Ces lectures divergentes confortées par des inégalités de pouvoir vont d’autant plus peser dans les débats internationaux qu’il y a parfois des arbitrages à faire entre des mesures allant dans le sens de l’équité et d’autres privilégiant la résorption des problèmes environnementaux : d’un côté, pour aller dans le sens de l’équité, subventionner le charbon dans les pays pauvres, de l’autre, pour aller dans le sens de la durabilité, limiter l’exploitation des forêts, par exemple ; des compromis sont donc souvent nécessaires.

On est bien là face à un problème de justice globale.

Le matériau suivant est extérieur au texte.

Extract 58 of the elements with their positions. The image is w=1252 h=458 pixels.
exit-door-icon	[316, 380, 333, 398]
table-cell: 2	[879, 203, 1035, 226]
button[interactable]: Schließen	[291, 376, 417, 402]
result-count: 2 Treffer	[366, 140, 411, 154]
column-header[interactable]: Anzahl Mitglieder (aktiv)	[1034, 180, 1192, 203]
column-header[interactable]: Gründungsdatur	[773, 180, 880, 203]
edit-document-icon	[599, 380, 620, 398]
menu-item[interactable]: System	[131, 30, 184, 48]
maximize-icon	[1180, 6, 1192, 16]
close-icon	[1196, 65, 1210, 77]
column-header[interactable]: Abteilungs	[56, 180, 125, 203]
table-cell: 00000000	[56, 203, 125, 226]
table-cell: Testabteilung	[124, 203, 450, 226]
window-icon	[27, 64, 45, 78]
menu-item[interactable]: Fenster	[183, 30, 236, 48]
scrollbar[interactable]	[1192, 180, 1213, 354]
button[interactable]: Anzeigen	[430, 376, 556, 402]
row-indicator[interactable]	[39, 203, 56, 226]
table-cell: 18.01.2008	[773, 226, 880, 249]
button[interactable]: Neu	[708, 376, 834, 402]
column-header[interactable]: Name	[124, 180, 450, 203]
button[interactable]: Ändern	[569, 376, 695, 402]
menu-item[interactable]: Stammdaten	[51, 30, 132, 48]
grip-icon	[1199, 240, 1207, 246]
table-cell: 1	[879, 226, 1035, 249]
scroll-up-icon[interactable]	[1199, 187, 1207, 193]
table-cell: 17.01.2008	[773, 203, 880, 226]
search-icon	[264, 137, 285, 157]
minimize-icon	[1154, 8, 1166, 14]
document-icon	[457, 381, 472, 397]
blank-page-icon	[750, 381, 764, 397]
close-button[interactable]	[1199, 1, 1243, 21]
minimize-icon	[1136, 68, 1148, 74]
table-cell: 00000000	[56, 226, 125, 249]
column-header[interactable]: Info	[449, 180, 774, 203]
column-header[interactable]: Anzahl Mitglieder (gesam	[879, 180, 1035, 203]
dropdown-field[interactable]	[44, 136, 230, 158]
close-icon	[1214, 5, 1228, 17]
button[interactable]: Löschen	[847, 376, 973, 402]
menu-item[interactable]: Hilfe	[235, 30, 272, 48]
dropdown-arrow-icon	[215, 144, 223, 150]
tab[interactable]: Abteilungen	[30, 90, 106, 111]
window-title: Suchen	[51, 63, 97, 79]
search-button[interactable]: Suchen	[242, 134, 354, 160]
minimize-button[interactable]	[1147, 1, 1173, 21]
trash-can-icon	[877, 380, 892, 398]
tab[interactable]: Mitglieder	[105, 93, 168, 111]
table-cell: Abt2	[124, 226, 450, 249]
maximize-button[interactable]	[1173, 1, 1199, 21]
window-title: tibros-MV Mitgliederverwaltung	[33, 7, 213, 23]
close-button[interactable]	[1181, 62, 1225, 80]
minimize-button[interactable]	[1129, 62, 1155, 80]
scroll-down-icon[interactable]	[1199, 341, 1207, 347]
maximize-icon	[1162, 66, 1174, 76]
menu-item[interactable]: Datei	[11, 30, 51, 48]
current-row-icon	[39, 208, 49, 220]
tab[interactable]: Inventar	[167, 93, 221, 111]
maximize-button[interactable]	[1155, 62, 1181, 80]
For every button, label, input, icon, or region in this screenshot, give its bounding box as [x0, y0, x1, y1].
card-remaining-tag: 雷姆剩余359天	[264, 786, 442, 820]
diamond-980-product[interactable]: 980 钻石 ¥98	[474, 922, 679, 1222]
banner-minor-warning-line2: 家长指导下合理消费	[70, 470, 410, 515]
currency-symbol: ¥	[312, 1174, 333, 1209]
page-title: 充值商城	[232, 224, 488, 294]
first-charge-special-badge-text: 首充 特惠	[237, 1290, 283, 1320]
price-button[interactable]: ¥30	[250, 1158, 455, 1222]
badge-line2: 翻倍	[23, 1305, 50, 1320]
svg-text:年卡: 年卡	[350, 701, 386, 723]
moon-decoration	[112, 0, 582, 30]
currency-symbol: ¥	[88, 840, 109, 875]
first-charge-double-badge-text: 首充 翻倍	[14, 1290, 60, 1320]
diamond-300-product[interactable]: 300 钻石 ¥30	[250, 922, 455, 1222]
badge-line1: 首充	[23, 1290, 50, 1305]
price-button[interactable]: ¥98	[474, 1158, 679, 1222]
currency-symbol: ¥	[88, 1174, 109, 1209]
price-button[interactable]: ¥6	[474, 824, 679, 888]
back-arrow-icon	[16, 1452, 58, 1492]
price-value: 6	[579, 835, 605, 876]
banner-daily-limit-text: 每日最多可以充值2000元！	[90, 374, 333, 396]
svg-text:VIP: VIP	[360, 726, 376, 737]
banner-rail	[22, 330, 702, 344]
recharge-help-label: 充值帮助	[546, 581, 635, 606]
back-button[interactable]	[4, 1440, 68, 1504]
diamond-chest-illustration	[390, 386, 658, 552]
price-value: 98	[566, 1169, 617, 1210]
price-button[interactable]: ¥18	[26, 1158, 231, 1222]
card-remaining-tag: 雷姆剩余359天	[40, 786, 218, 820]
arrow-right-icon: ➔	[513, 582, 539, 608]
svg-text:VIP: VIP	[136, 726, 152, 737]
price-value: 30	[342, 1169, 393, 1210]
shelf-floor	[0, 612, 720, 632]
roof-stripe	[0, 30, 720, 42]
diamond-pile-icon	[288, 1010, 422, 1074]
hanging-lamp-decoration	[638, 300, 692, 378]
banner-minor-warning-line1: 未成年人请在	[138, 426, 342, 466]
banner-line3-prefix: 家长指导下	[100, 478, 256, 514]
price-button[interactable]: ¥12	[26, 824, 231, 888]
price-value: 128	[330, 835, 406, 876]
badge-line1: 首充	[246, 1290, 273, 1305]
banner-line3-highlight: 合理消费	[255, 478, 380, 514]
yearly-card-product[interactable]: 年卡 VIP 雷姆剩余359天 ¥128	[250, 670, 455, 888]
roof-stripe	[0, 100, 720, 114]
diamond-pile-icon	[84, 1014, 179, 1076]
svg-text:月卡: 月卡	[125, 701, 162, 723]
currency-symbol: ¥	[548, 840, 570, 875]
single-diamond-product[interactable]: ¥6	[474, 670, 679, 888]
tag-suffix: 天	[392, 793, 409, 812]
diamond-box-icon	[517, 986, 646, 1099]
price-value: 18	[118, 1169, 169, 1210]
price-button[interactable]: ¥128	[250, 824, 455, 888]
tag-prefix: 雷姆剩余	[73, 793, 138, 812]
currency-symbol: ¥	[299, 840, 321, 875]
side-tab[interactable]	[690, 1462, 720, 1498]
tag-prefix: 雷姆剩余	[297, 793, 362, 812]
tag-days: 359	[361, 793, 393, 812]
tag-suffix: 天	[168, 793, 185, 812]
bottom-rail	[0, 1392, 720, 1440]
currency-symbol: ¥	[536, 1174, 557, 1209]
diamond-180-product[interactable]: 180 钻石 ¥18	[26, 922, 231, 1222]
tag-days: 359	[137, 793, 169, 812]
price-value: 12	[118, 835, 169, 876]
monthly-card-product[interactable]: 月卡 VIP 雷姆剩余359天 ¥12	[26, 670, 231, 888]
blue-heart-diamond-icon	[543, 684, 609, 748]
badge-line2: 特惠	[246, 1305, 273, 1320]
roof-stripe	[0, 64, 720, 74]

C’est un problème de justice distributive globale que de déterminer la répartition des coûts et des bénéfices environnementaux, face à des ressources rares. Toutes ces questions – qui doit être protégé du changement climatique, qui doit payer, qui peut avoir le droit de polluer… – sont sans aucun conteste des questions de justice distributive et elles se situent au niveau global et intergénérationnel. Le changement climatique n’a rien à faire des frontières des États. Dès lors, les principes de justice qui peuvent étayer les décisions en la matière sont clairement de nature cosmopolitiste. Et cette perspective doit être couplée avec une prise en compte de la dynamique spécifique qu’engendrent les inégalités.

Comme le notent Jean-Michel Sévérino et Olivier Ray, « la montée continue des inégalités mondiales n’a pu être gérée pour l’instant que parce qu’une part croissante des plus pauvres voyaient leurs conditions de vie s’améliorer… » Mais à l’évidence, dans un monde fini, on ne peut compter sur l’accroissement infini de la taille du gâteau, et le butoir écologique constitue l’argument suprême pour défendre la lutte contre les inégalités mondiales. Non seulement donc les problèmes environnementaux constituent un vrai défi de justice globale, mais une perspective de justice globale, dépassant le cadre des États et focalisée sur les inégalités, constitue la voie la plus pertinente pour résoudre ce problème. Ce qui constitue un projet politique, peut-être le projet utopique dont on aurait tant besoin.